Nella miscellanea delle copie dei documenti notarili di Federico de Giudici, oltre al frammento del Testamento della madre Donna Divitia Poti e ad una lettera di Salvatore,  figlio del notaio, si conserva una lettera dello stesso Federico indirizzata a Roma al fratello Don Gregorio e non più spedita.

La missiva contiene alcuni particolari gustosi sui regolari invii di pietanze ed altri beni a cui provvedeva Don Gregorio da Roma: infatti Federico cita, con accenti davvero curiosi e un poco spiritosi "le dulci papaline" e i "doi Coppiettoni".

Con lo stesso tono confidenziale, sinceramente affettuoso e non senza elogi e ringraziamenti molto ossequiosi, Federico formula al fratello l’ulteriore richiesta di un paio di calzoni.

Nella parte finale, gli affetti familiari hanno di nuovo il sopravvento e Federico, riconoscendo, con un pizzico di galanteria, che Don Gregorio è il vero e proprio punto di riferimento per tutta Casa de Giudici, saluta a nome dell’intera Famiglia il fratello, citando anche il piccolo pronipote Fabio, assicurando che tutti sono in dolce attesa del prossimo ritorno di Don Gregorio a Ceccano, previsto per l’autunno dello stesso anno, quando, allo scadere dei venticinque anni di servizio nella Cappella Sistina, egli sarebbe stato giubilato e posto in pensione.

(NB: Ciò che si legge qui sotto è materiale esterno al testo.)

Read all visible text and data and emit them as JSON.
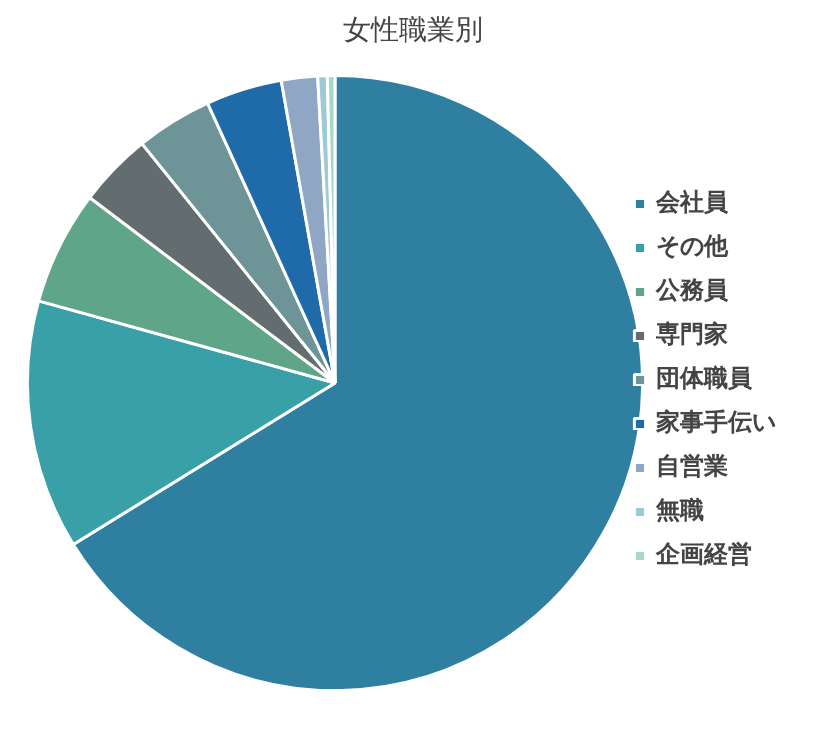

Fra queste righe commoventi, di profondo affetto familiare e di intima unione dei cuori, nulla lascia presagire la serie di lutti familiari che nel giro di pochi mesi, si sarebbe abbattuta sulla Famiglia de Giudici, con la scomparsa durante l’estate di Federico e del figlio Salvatore e nel dicembre dello stesso Don Gregorio.

 

"Al m.o Ill.re e m.o R.do Sig.re sig.r mio pro.n

          Sing.mo Il Sig.r Don Gio. Gregorio de

                                Gregorio de Giudici Mu-

                                              sico di Cappella

 

                                                   Roma

 

M. Ill.re e M.o Rev.do Sig.r fr.ello Car.mo

 

In no.e tuo D.ne, dicio Retia. Rendo gratie à Dio prima, è poi à V.S come mio Benefattore. Godo assai delle cose dulci papaline mandatemi q.le ne resto tenuto alla sua cortese natura delli doi Coppiettoni, in Casa non s’e assaggiato, dubitando non essere in q.lli qualche Geroglifico alla sua usanza ridicolosa; solo io sono stato il Goloso che parte m’ho posta colla carne fresca allessa, e mi piacque per li condimenti d’aglio Coriandoli. Il neg.o dello Spetiale, lo dirrà meglio Salvatore à bocca à chi mi rimetto. Mi trovo sensa Calzoni, se V.S. avesse qualche paro usati l’havvrei di bisogno. Per mezzo di questi miei caratteri primitivi tesso la rete in nome del S. Dio, et ad esso li dedico, e poi alla sua natura come mio sollecitatore, e bussola nel mare della sua benevolenza. Del resto poi tutti di Casa la riveriscono, e Fabbio suo pronepote e sua madre e ci pare a tutti mill’anni di rivederla con salute e li bagio le mani

                                                                                                              Ceccano 2 Giugno 1697

 

                                                                                                              Di V.S. m.t’Ill.re e m.to R.da

 

                                                                                                             Aff.mo fr.llo

                                                                                                     Federico de Giudici" (2).

 

       Con testamento rogato dal Notaio Carlo Almerici di Ceccano il 29 giugno 1681, l’Illustrissima “Virgo” Donna Anna de Judicibus, figlia del Capitano Salvatore, nubile, disponeva dei suoi beni in favore dei nipoti Filippo e Salvatore, figli del fratello Federico (3).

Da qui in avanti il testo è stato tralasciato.